Hijuelas (/es/) is a city and commune in the Quillota Province of central Chile's fifth region of Valparaíso.

== Geography ==
Hijuelas spans an area of 267.2 sqkm in Chile's Zona Central. It is known as The Capital of the Flowers (Spanish: La Capital de los Flores) as it is the largest producer of flowers in Chile, contributing more than 49% of the nation's total production.

==Demographics==
According to the 2002 census of the National Statistics Institute, Hijuelas has 16,014 inhabitants (8,161 men and 7,853 women). Of these, 8,196 (51.2%) lived in urban areas and 7,818 (48.8%) in rural areas. The population grew by 14.9% (2,076 persons) between the 1992 and 2002 censuses. Hijuelas hosts 1.04% of the region's population.

==Economy==
The principal economic activities in Hijuleas are agronomy and agriculture, especially in the cultivation of flowers, plants, trees, and fruits such as avocados and citruses. Its cultivated land, irrigated by the Aconcagua River, provides a high quality microclimate for exporting agricultural products. Also in Hijuelas exists a world-leading company in the production of ornamental bulbs and seeds, whose products are exported to various countries such as Japan, the Netherlands, and others.

==Administration==
As a commune, Hijuelas is a third-level administrative division of Chile, administered by a municipal council, which is headed by a directly elected alcalde. The current alcalde is Verónica Rossat Arriagada.

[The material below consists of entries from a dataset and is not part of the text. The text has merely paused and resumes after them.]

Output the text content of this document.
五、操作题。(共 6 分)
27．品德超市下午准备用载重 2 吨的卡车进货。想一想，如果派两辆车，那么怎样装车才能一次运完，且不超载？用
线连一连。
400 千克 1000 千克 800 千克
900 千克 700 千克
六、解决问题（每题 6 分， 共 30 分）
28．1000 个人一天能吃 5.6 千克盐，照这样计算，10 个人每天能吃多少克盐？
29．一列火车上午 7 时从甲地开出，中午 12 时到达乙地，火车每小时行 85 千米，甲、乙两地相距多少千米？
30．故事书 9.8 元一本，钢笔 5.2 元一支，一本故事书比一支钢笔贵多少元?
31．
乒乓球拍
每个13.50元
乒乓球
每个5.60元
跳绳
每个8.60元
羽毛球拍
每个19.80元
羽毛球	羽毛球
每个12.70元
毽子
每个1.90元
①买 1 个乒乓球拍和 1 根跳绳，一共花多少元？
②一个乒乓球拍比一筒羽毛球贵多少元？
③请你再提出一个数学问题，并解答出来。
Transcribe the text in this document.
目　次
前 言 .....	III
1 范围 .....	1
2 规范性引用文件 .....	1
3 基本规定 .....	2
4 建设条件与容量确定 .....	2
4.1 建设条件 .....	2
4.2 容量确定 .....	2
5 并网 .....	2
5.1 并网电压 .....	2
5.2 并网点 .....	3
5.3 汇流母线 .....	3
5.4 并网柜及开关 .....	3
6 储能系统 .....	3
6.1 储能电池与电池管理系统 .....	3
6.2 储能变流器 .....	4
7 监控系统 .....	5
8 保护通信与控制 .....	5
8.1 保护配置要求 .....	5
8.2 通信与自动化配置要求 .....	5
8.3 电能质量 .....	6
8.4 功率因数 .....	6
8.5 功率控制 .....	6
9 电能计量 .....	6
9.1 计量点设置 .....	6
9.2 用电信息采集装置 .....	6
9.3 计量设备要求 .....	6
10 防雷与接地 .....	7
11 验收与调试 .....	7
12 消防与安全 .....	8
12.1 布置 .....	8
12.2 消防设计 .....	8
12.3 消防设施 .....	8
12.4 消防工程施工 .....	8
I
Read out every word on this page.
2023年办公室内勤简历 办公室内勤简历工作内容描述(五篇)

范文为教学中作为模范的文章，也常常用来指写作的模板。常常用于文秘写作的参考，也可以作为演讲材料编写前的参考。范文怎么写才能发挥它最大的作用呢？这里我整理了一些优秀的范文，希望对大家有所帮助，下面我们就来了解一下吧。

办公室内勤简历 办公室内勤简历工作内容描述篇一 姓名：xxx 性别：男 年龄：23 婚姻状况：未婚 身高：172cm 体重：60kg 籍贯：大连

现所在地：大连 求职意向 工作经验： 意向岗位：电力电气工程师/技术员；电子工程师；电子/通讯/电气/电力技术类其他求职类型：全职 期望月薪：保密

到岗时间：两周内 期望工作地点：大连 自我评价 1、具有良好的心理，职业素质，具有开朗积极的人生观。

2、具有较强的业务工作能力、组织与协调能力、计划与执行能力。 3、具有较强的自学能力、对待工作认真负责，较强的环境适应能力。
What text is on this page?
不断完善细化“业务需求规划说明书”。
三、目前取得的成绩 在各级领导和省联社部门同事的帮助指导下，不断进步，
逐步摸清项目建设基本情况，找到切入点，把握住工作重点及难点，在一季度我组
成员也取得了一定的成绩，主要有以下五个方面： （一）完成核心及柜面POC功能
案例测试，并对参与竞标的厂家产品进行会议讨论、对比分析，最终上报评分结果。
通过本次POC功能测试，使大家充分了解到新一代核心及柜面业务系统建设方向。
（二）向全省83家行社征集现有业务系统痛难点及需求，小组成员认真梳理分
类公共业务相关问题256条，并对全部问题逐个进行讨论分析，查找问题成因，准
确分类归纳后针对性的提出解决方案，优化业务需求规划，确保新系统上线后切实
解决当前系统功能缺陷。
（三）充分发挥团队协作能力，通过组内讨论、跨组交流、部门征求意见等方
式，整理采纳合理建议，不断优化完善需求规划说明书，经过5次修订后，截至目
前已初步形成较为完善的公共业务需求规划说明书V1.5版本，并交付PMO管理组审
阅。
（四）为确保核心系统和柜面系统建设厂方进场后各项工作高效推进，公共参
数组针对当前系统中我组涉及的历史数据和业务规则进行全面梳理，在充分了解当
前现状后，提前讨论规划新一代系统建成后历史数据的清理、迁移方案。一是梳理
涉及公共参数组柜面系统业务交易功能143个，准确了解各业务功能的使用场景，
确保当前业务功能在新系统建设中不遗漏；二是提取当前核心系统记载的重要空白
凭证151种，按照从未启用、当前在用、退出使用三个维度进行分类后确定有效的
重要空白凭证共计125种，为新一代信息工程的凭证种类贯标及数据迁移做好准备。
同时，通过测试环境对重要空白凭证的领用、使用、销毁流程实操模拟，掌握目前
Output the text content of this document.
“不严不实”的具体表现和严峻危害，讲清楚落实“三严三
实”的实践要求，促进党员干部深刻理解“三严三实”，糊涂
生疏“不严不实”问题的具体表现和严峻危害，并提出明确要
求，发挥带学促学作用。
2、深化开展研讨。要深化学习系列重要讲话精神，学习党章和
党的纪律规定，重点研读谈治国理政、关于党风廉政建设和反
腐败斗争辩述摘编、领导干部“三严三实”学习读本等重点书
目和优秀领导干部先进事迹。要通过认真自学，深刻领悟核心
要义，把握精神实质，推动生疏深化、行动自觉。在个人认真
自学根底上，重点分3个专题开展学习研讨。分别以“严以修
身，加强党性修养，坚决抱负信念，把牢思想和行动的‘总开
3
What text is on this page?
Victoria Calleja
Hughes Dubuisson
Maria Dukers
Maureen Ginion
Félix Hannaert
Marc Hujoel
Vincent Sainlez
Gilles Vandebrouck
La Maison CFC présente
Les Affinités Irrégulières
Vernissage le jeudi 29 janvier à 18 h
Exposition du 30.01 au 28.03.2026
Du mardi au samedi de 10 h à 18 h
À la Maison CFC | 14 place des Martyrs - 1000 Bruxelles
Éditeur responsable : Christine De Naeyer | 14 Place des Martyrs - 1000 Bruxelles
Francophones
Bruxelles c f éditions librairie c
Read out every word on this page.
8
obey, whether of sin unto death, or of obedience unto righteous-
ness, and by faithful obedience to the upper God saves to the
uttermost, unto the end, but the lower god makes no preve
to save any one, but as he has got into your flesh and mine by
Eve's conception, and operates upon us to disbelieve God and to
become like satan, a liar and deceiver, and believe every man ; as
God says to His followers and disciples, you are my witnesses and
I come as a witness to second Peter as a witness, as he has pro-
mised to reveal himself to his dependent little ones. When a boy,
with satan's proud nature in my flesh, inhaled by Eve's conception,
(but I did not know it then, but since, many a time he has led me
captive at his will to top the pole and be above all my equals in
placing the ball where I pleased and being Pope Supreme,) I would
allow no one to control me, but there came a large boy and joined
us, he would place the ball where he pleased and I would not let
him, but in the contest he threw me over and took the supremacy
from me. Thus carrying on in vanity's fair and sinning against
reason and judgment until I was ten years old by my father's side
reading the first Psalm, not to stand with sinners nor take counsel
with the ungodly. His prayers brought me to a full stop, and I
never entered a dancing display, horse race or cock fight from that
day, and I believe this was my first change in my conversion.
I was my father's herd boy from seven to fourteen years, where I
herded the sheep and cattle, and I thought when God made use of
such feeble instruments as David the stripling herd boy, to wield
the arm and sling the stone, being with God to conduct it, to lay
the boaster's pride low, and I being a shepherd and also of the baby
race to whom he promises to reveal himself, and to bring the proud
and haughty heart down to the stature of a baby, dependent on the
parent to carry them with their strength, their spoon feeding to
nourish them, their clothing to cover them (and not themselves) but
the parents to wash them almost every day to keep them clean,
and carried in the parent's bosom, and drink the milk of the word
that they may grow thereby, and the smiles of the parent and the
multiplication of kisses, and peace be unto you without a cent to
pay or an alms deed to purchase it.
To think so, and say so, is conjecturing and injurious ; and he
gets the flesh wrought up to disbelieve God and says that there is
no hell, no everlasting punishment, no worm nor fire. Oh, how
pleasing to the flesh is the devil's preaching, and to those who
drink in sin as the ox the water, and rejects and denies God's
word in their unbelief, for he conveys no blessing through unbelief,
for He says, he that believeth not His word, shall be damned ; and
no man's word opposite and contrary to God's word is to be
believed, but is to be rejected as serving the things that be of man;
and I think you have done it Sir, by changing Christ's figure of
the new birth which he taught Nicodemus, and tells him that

The communal council has the following members:
- Germán Vicencio Vargas (UDI)
- Luis Frez Naranjo (UDI)
- Viviana Hernández Troncoso (Ind./RN)
- Manuel Arévalo Díaz (PRI)
- Omar Olivares Seura (DC)
- Roxana Saavedra Pimentel (PS)

Within the electoral divisions of Chile, Hijuelas is represented in the Chamber of Deputies by Eduardo Cerda (PDC) and Andrea Molina (UDI) as part of the 10th electoral district, (together with La Ligua, Petorca, Cabildo, Papudo, Zapallar, Puchuncaví, Quintero, Nogales, Calera, La Cruz and Quillota). The commune is represented in the Senate by Ignacio Walker Prieto (PDC) and Lily Pérez San Martín (RN) as part of the 5th senatorial constituency (Valparaíso-Cordillera).